Der junge Mann machte ein Praktikum in der Metalltechnik, entdeckte seine Begeisterung für das Handwerk und trat den Weg zur Fachoberschulreife an. Natürlich sei ihm im regulären Unterricht manchmal das Verstehen schwer gefallen. „Aber wenn Fragen offen bleiben, habe ich sie eben mit zu Herrn Bilstein genommen“, sagt er. Oumar Diallo lernte, recherchiere und stellte sich hochmotiviert dem Schulalltag. Mathe sei schon immer sein Lieblingsfach gewesen, für andere Fächer musste er schuften. Die Mühe wird nun belohnt: mit der Auszeichnung als bester Schüler der Berufsfachschule für Metalltechnik im Schuljahr 2020/2021. Mit eben jenem Zeugnis hat er auch einen Ausbildungsbetrieb in Wermelskirchen überzeugt: Am 2. August beginnt der 18-Jährige eine Ausbildung der Metalltechnik, das Berufskolleg wird er in Bergisch Gladbach besuchen. Die Freude über diese Perspektive ist ihm ins Gesicht geschrieben. Für ihn sei diese Chance besonders wichtig. Sollte ihm der wichtige Aufenthaltstitel trotz der Integrationsleistung nicht zugesprochen werden, könnte ihn die Ausbildung fürs erste vor der Ausweisung schützen.

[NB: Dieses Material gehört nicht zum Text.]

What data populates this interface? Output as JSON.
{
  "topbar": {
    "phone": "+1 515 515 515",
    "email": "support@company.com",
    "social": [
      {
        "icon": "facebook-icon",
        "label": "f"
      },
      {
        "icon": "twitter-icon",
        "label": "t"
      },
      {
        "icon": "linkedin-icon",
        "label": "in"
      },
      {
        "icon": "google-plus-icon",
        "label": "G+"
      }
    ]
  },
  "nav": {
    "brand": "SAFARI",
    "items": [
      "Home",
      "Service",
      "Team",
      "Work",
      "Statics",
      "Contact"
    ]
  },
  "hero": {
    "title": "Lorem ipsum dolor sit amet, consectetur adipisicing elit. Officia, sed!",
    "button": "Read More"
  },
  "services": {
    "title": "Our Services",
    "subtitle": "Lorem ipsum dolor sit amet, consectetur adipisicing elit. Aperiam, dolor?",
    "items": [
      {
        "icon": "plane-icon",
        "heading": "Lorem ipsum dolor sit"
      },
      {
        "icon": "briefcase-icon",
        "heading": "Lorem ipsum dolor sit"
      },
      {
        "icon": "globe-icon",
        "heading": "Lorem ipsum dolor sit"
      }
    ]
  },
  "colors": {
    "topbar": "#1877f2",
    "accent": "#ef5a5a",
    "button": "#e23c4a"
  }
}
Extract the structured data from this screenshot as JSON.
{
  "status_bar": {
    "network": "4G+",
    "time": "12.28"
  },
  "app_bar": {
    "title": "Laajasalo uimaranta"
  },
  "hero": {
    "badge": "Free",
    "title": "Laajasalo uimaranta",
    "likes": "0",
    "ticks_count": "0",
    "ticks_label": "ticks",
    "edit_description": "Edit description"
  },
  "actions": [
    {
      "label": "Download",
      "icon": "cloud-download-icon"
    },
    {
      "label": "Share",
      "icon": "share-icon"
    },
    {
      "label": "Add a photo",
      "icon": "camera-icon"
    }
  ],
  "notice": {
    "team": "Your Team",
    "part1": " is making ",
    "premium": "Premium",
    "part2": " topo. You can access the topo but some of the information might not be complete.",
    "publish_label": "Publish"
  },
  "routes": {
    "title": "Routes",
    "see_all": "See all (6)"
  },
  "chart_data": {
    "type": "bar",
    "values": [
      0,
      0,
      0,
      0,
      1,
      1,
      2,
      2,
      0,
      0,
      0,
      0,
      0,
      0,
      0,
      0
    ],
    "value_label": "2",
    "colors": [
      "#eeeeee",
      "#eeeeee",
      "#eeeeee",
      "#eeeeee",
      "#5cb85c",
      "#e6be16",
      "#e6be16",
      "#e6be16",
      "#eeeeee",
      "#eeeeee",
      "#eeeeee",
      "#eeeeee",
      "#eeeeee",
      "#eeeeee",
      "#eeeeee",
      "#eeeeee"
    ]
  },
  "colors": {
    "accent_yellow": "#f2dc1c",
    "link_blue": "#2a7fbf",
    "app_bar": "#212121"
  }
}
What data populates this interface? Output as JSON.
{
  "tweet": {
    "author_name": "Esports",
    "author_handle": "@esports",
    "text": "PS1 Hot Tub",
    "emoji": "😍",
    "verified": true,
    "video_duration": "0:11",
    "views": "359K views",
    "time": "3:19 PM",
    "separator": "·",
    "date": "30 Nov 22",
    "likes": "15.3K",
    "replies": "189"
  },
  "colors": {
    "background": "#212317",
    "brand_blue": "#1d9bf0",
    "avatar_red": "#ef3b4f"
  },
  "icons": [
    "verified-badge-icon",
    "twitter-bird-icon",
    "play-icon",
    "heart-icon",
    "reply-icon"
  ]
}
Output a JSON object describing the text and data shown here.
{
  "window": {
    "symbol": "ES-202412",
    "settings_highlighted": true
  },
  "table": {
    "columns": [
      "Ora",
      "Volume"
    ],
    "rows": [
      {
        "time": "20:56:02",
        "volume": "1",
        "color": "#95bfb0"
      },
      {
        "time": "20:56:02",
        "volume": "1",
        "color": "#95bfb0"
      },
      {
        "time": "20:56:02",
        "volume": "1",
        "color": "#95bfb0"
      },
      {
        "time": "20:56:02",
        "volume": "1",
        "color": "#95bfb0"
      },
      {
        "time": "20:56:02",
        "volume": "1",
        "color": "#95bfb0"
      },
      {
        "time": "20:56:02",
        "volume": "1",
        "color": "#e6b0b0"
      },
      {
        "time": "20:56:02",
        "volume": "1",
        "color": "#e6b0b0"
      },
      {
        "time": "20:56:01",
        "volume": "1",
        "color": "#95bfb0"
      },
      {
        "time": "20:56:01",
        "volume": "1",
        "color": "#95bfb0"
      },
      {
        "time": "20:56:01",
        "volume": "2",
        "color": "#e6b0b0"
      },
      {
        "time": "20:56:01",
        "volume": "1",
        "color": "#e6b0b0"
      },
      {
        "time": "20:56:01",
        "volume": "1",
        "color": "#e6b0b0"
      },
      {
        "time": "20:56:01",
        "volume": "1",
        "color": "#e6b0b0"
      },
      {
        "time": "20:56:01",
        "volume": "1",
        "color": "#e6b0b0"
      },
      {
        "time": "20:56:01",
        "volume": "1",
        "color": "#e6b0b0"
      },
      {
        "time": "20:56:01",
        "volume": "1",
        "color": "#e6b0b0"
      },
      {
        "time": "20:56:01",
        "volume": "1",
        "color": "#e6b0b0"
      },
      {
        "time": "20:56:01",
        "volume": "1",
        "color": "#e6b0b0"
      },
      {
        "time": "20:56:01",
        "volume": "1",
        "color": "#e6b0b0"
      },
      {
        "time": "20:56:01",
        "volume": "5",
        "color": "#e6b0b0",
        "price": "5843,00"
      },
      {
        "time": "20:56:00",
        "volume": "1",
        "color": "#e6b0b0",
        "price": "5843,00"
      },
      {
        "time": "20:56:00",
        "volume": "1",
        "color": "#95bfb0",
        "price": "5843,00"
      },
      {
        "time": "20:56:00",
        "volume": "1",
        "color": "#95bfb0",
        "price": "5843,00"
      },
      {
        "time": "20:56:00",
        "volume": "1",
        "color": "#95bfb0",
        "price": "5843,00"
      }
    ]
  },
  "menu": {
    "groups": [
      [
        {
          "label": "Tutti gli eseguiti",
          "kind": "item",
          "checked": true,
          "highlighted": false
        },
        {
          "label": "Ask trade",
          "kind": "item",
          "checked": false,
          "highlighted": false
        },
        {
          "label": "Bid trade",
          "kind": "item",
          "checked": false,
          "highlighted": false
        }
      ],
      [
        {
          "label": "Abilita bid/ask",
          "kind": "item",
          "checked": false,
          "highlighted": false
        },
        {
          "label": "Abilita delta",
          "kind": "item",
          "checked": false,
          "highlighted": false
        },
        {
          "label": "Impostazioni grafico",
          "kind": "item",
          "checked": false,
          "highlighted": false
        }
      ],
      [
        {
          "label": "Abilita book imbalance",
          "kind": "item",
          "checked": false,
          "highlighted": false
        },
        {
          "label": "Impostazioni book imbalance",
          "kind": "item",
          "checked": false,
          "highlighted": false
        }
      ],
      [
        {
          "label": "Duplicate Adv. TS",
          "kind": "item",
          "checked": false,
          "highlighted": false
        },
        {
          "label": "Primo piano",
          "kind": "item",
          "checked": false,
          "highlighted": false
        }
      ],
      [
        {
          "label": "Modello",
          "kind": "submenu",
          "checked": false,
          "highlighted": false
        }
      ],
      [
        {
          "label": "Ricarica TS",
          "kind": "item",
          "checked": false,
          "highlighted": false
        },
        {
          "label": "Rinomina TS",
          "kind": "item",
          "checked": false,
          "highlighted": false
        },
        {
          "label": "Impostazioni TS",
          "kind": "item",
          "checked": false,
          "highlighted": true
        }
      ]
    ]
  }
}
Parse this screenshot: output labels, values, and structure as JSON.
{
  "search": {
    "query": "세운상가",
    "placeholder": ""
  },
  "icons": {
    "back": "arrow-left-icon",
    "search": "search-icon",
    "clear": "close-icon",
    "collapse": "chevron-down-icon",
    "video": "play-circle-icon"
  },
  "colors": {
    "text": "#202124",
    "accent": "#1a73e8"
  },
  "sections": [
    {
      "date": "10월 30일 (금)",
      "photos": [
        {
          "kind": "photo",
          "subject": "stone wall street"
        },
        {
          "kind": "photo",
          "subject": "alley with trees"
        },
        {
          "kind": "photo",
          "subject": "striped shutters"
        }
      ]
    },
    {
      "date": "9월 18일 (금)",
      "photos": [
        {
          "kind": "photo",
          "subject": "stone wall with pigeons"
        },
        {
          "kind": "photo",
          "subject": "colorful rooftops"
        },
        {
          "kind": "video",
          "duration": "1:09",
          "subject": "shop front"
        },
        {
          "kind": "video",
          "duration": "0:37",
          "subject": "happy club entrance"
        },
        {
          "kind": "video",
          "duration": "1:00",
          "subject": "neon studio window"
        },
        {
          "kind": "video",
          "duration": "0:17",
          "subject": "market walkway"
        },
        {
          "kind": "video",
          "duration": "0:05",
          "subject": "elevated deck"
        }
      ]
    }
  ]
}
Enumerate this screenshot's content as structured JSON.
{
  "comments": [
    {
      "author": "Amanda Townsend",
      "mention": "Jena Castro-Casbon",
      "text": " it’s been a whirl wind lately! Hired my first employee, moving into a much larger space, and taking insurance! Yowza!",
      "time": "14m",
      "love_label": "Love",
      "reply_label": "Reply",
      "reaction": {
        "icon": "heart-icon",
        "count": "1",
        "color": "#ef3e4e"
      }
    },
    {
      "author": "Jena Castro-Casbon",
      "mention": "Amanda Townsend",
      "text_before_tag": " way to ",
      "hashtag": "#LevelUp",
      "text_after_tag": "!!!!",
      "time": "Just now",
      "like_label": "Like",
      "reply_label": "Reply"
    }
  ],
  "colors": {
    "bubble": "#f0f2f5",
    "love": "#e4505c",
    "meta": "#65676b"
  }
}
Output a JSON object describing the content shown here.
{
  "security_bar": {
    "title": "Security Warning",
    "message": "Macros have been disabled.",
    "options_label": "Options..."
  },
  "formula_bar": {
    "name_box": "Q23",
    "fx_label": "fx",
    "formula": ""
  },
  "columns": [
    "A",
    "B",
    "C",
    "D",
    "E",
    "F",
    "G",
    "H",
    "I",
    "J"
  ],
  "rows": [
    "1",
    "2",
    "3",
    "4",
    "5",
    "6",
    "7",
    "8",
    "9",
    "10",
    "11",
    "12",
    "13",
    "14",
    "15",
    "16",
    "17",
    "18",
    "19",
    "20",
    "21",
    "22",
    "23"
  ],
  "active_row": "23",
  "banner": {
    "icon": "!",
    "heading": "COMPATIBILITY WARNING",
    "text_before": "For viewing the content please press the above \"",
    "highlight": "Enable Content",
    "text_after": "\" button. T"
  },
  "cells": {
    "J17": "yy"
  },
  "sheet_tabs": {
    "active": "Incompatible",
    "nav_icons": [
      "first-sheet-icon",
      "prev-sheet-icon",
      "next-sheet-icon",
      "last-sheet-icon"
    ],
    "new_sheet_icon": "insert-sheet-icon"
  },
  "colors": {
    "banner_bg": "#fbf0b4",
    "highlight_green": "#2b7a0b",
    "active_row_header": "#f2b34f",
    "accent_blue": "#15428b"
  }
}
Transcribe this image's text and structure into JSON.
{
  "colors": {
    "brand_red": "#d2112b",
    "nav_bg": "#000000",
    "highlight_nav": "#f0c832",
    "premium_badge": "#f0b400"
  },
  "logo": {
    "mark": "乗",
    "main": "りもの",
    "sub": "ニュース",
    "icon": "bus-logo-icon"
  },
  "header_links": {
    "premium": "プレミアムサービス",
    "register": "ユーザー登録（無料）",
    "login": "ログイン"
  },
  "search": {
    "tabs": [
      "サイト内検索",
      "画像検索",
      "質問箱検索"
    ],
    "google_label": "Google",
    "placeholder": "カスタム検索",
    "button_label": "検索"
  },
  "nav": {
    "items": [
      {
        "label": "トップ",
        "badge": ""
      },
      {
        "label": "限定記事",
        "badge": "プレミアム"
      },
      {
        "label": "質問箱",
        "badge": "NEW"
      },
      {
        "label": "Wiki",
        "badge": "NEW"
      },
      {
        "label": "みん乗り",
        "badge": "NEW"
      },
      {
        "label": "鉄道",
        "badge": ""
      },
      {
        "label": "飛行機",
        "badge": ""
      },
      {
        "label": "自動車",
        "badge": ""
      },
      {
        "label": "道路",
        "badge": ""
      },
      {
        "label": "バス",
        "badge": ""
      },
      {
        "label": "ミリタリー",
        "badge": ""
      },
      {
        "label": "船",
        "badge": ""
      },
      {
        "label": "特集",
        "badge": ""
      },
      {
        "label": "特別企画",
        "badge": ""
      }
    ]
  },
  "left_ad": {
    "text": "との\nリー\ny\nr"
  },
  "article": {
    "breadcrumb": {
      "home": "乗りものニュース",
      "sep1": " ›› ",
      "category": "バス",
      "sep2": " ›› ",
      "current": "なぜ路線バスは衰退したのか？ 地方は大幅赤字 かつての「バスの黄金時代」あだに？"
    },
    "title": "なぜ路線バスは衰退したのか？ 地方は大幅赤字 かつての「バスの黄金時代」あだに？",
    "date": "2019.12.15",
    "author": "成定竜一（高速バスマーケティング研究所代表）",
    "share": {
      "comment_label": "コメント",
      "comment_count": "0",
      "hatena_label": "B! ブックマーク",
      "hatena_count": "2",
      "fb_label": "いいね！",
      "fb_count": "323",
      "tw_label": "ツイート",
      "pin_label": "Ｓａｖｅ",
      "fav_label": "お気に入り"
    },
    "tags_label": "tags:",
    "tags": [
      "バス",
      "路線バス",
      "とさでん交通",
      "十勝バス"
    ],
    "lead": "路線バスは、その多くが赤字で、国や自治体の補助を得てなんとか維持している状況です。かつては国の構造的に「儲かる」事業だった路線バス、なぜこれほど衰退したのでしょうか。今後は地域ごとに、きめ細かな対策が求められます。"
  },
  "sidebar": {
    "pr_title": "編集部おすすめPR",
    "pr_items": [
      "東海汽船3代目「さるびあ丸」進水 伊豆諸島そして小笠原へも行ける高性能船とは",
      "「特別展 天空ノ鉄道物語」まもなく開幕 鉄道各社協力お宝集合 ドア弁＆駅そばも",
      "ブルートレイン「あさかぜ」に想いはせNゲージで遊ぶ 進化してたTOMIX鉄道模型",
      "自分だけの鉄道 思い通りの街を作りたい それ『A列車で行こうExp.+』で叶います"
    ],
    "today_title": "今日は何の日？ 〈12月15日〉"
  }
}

Heute lebt der 18-Jährige in Remscheid: Die Wohngemeinschaft der Jugendhilfe hatte in Wermelskirchen
ihr Dach über dem Kopf verloren, vergeblich nach einer Ausweichmöglichkeit gesucht und war nach Remscheid umgezogen. Er wolle wirklich gerne nach Wermelskirchen zurückkehren, sagt Diallo. „In meinem Herzen bin ich längst ein Wermelskirchener“, sagt er und lacht. Jeden Tag mache er sich mit dem Bus auf den Weg von Remscheid in die Nachbarstadt. Schließlich seien hier seine Kontakte und auch mit Bilstein trifft er sich noch gelegentlich, um im Gespräch zu bleiben. In Wermelskirchen besucht Diallo auch die Fahrschule.
„In den vergangenen zwei Jahren hat sich vieles in meinem Leben wieder an seinen Platz gesetzt“, sagt er – nicht ohne Sorge vor der Zukunft. Der Weg sei nicht leicht gewesen, das Leben in Guinea hart. „Ich freu mich echt, hier zu sein“, sagt er, „ich weiß jetzt, was ich erreichen kann.“Und irgendwann, sagt Diallo und strahlt, wolle er noch das Informatikstudium aufnehmen.